Authors: Sara Black*, University of Georgia
Topics: Rural Geography
Keywords: carceral geography, food justice, race, solidarity
Session Type: Paper
Start / End Time: 4:40 PM / 6:20 PM
Room: Grand Ballroom D, Sheraton, 5th Floor
Presentation File: No File Uploaded
This paper draws from the author’s experience as an organizer working with the Freedom Food Alliance, a project led by farmers of color in the Hudson Valley, who mobilize food and farmland as organizing tools at the intersection of prison abolition and food justice (Penniman 2015).
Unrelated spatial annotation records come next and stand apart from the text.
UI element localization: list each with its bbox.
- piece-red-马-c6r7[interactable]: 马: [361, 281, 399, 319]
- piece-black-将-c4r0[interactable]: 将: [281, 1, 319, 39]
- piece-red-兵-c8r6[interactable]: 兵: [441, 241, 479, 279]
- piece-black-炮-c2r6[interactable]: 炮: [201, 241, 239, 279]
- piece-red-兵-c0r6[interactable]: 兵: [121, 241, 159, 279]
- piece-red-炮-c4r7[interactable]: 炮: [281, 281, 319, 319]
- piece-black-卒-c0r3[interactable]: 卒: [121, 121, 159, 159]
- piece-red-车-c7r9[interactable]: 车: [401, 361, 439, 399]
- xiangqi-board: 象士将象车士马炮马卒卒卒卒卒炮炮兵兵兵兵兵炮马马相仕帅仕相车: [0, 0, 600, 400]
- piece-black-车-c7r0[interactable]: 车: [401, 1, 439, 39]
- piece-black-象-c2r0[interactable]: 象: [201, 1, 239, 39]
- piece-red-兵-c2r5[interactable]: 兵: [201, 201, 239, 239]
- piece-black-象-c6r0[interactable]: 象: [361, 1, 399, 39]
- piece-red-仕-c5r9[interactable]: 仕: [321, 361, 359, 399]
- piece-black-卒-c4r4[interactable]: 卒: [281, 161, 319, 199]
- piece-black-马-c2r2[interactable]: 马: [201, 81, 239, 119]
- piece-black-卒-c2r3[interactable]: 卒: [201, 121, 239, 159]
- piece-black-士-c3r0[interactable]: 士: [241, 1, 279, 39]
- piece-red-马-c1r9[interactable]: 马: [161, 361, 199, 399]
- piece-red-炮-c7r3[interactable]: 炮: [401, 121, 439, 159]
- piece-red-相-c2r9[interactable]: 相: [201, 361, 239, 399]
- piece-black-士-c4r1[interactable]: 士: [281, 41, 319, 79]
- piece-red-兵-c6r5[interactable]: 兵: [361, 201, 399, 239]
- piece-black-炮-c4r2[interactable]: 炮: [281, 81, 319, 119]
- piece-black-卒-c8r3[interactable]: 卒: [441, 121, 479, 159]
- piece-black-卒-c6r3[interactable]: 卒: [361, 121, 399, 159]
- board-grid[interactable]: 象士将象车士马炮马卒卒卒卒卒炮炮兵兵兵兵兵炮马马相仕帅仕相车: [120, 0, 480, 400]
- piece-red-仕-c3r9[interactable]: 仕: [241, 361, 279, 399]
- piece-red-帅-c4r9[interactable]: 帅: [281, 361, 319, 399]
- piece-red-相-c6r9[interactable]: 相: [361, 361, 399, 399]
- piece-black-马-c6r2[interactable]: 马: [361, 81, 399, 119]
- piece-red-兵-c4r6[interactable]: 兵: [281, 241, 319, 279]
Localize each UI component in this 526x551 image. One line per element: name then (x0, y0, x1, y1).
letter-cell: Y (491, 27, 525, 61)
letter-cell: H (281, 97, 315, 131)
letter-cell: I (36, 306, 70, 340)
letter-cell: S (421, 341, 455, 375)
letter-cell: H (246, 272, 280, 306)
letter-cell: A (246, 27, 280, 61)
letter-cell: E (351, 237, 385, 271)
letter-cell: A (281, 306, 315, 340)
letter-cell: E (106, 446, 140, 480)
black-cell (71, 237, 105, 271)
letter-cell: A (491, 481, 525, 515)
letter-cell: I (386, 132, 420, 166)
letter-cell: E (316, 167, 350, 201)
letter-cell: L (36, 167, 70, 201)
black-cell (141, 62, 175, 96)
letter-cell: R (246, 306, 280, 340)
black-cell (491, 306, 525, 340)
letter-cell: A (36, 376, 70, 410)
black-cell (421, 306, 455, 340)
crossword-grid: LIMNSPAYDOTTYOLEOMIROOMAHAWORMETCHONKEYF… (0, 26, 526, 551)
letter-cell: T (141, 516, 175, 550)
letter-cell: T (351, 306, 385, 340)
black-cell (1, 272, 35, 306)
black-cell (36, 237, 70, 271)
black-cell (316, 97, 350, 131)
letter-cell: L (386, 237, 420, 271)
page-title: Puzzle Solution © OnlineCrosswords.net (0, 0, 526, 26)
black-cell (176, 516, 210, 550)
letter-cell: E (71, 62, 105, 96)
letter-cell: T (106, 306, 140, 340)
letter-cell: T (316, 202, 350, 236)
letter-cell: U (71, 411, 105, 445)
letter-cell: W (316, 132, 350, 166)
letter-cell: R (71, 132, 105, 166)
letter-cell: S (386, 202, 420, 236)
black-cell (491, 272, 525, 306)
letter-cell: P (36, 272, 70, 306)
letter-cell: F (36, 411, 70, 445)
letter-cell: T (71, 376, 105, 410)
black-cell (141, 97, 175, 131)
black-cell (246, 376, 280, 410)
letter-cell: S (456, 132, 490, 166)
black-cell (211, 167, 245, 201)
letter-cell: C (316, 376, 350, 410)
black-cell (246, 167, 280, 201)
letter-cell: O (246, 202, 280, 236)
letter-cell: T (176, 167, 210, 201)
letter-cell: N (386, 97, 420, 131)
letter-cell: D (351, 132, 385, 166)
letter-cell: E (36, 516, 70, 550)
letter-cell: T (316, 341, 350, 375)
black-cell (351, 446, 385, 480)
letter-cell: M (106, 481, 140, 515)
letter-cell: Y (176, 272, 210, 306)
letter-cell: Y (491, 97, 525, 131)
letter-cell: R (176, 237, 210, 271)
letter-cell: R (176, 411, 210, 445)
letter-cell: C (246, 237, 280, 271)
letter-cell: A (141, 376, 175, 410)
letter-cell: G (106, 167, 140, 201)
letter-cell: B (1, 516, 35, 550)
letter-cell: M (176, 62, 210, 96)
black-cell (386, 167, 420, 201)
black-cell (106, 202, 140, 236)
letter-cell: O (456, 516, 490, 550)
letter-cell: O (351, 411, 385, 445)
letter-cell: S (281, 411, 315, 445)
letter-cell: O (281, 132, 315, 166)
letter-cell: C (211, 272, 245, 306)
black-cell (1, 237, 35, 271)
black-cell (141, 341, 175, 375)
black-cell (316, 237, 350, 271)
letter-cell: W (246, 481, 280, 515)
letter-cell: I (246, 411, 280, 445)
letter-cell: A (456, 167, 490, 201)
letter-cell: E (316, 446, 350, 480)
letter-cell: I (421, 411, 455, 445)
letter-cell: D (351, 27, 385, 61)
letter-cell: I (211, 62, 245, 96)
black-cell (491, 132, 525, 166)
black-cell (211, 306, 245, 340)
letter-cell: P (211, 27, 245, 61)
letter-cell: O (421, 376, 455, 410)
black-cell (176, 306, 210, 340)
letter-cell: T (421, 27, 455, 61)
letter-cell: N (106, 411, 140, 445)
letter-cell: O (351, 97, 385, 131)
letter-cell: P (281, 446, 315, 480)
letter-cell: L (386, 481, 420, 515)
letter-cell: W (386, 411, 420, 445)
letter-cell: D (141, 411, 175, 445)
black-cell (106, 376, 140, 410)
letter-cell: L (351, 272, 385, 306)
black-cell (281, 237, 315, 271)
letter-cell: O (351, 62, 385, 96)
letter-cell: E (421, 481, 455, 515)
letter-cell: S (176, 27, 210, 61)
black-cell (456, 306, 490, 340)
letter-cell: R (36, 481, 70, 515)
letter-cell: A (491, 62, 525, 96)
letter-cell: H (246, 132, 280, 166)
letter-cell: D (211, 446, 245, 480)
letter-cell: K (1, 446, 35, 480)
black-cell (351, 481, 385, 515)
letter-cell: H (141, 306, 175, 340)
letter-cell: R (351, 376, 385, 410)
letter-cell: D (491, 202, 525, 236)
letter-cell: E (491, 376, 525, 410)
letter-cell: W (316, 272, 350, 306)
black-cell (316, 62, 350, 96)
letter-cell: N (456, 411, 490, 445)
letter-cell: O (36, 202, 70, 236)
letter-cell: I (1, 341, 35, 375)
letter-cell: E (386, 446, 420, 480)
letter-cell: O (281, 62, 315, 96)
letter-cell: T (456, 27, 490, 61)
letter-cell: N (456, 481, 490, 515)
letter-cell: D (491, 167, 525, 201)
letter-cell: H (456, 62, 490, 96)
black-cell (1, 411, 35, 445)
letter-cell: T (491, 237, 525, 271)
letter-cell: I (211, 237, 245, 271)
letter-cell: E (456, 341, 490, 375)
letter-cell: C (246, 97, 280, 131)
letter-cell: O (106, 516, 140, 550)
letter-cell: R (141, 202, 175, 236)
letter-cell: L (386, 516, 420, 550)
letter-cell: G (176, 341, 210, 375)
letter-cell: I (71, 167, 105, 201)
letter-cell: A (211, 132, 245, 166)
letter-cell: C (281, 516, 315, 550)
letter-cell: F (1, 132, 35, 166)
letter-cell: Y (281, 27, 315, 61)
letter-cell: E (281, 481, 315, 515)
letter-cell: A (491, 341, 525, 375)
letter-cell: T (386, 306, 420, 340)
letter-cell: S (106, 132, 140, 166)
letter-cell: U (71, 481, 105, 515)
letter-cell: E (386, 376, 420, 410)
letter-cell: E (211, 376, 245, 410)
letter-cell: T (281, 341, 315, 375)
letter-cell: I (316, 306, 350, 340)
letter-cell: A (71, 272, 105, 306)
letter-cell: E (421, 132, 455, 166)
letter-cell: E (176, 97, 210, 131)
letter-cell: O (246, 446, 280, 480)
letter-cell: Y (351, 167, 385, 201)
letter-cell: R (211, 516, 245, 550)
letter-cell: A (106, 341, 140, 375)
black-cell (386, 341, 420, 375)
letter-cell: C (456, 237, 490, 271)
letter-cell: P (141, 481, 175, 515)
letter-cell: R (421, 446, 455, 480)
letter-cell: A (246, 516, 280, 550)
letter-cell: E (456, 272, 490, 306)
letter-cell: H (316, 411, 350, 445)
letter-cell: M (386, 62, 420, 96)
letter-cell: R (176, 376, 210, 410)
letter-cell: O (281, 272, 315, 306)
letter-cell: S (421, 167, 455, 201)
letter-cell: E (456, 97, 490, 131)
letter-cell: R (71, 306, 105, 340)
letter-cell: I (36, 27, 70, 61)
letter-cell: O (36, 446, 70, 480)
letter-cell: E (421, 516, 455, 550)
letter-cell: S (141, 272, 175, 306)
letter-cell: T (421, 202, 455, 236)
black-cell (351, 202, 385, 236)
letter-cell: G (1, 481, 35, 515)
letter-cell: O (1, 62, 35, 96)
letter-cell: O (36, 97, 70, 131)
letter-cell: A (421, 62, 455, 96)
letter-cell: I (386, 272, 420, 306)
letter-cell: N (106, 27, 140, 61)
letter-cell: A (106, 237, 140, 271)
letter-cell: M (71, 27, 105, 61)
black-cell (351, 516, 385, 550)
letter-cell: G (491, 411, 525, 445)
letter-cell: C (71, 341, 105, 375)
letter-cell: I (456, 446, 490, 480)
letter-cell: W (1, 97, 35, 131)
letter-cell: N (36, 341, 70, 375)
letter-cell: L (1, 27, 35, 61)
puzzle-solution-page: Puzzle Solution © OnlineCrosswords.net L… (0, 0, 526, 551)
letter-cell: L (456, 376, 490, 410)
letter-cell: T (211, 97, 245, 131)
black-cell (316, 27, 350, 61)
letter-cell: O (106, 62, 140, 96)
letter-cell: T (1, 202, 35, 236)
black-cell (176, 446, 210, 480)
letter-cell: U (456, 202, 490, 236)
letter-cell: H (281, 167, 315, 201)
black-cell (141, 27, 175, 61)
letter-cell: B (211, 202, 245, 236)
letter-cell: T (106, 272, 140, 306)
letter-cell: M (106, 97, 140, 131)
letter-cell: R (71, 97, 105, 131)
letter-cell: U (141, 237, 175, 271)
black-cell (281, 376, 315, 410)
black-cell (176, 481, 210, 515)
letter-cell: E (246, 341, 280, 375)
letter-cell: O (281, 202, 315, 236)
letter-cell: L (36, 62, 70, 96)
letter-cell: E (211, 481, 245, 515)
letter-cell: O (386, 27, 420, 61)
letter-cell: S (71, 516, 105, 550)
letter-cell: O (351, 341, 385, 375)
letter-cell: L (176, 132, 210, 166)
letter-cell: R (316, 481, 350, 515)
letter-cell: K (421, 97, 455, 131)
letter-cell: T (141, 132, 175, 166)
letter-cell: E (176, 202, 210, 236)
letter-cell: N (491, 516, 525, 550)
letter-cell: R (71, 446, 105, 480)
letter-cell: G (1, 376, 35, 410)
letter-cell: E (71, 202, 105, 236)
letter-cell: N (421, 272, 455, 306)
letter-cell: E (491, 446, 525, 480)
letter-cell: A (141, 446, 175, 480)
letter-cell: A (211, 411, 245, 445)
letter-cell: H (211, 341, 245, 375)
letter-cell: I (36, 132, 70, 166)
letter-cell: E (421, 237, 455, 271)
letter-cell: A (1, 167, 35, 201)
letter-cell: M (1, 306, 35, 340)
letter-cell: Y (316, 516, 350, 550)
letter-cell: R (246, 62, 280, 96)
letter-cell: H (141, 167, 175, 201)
Mass incarceration in the U.S. is characterized by the disproportionate imprisonment of black and brown people from urban centers, fueling the construction of prisons in rural and white counties (Davis 2003, Alexander 2010, Gilmore 2007). Where rural economies have eroded under globalization, mechanization, and the legacies of U.S. farmland consolidation, degradation, and crisis, prison development is sought as an economic "fix" (Gilmore 2007, Bonds 2013). Many farmers, advocates, abolitionists, and black liberation activists in New York are thus identifying a shared stake in transforming rural economies and politics. My collaborators interrogate the interlocking histories of agricultural and carceral landscapes in the U.S., as well as geographies of land access, food apartheid, and extraction of resources and bodies in New York City and the Hudson Valley, to produce vibrant movements for black life and build solidarities across racial difference in rural spaces. We ask, how can disrupting and traversing racialized, classed, and gendered urban/rural divisions generate transformative relationships and emancipatory political possibilities? The Freedom Food Alliance centers the economic, emotional, and everyday lives of incarcerated people and their families, and navigates social and political dislocations across the urban/rural divide in order to build power responding to the interlocking crisis of mass incarceration and food apartheid.